In traditional Chinese medicine (TCM) in West Orange, the liver is responsible for the flow of energy or qi in the body. It is also the organ that affects decision making and strategy, controls the emotions of frustration, irritability, and anger, controls the relaxation and contraction of muscles, and stores blood (which it discharges to other part of the body, when needed). Practitioners and followers of TCM believe that the Hun or ethereal soul resides in the liver. This Hun departs the body when a person dies and is also what causes the person to focus on long term objectives and goals. The statement in the Nei Jing “blame the liver in adults” means that adults are by definition people who have now come to live with “delayed gratification” compared to a child who longs for “instant gratification”. This social limitation of being unable able to do what you want to do whenever and wherever you want to, is due to the restraint of the qi mechanism, that in turn brings qi to stagnation. The function of the liver is to control the flow of qi. Stagnation of qi then affects the liver first manifesting on a mental emotional level in symptoms such as irritability, frustration, and anger. And since the liver is also interconnected with the other organs, physical symptoms such as nausea, vomiting, and abdominal cramping can also manifest as well as other symptoms based on what system or organ becomes affected from the accumulation of qi in the liver.
The traditional characteristic that arises when one or more of the above symptoms are caused by stagnant Liver qi is that the symptoms become worse when there is stress in the body. Therefore, it may be helpful to ask: “Is it worse for stress?” In other words, the practitioner may need to ask the patient if he or she is living a highly stressed out life besides the need to observe the abovementioned symptoms.
For stagnant liver qi, the acupuncture points that a practitioner selects should include the Ren 12, LI 14, Liver 3, Liver 13, and UB 18. Herbal remedies to treat the underlying problem include Bu Shong Yi Chi Tang, Chai Hu Shu Gan San, and Hsao Yao San, especially when stagnant liver is accompanied by deficient Spleen qi.
The organ or organ system most often implicated in psycho-emotional conditions is the liver although some other organs or organ systems can also have the same associations. They may include:
Heart – The heart can be injured by too much joy. This can slow down the flow of qi or cause qi to “slacken.” If the person has an existing heart problem, this can become fatal.

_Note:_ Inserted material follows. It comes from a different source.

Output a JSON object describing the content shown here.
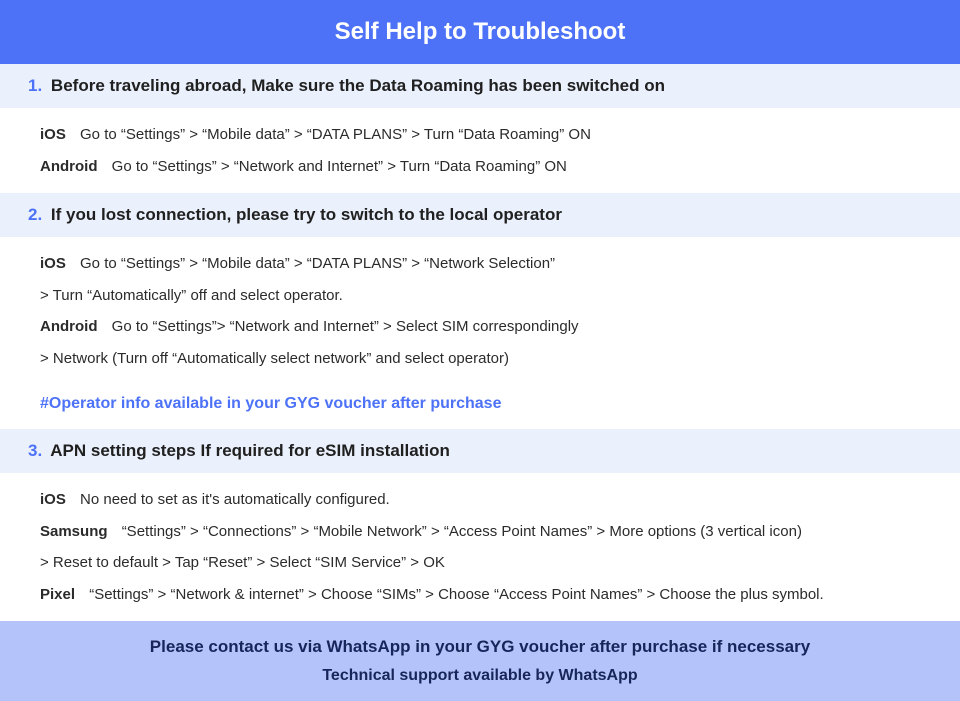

Lungs – The lungs can be weakened by sadness and grief and since these organs play a huge role in the production of qi in the body, their weakness usually results in qi deficiency that can appear in the form of asthma, shortness of breath, and chronic fatigue.
Kidneys – The kidney is where a person’s Zhi or willpower resides. This organ’s emotion is fear and therefore, when the kidney is weak, inordinate fear and lack of willpower usually appear. Too much fear or fright may also result in kidney weakness that may then lead to impotence, incontinence, and bedwetting.
Stomach/Spleen – The stomach/spleen can be injured by too much worrying resulting in symptoms such as weak appetite, profuse bleeding, metrorhaggia, loose stools, and in long term cases may lead to various autoimmune dysfunctions. People with this underlying problem are susceptible to obsessive behaviors and can have difficulty in making decisions.
Occasionally, TCM practitioners may treat patients with a pre-diagnosed psychiatric condition or a specific psycho-emotional condition. They are well-trained in resolving such disorders due to the new tools and approaches they have at their disposal
The following are the more common patterns that underlie many of these conditions and some recommendations on how to treat them:
Withdrawal: This is usually caused by either weak kidney yang which means that the issue is the lack of willpower to interact with the outside world or phlegm-cold that blocks the pathways of the heart which oftentimes presents with a white thick coating in the tongue that almost wraps the entire surface of the tongue.
Treatment: Stimulation of the acupoints: Yintang or St 40 for phlegm and K 7 and UB 23 for weak kidney yang. Herbal remedies: Ban Hsia Bai Zhu Tian Ma Wan and Fu Gui Ba Wei Wan for phlegm.
SAD or Seasonal Affective Disorder: All too often caused by weak kidney yang
Paranoia: More to do with blood stasis although deficient blood vacuity may sometimes be also the cause.
Anxiety: Usually caused by either deficient yin or deficient blood.
Mania: Can either be caused by phlegm-fire blocking the heart or liver-fire.
Treatment: St 40 for phlegm and Liv 2 for Liver-fire. Herbal remedies: Wen Den Tang for phlegm and Long Dan Hsie Gan Wan for Liver fire.
Obsessive-compulsive tendencies/disorders: This problem is usually associated with spleen weakness resulting in the buildup of dampness.
Treatment: Sp 3 and St 40. Herbal remedies Modified Si Jun Hsi Tang.
To conclude, it must be noted that while acupuncture and Chinese Herbal therapy can treat a lot of many psycho-emotional problems, the practitioner should not replace the role of the psychologist or psychotherapist.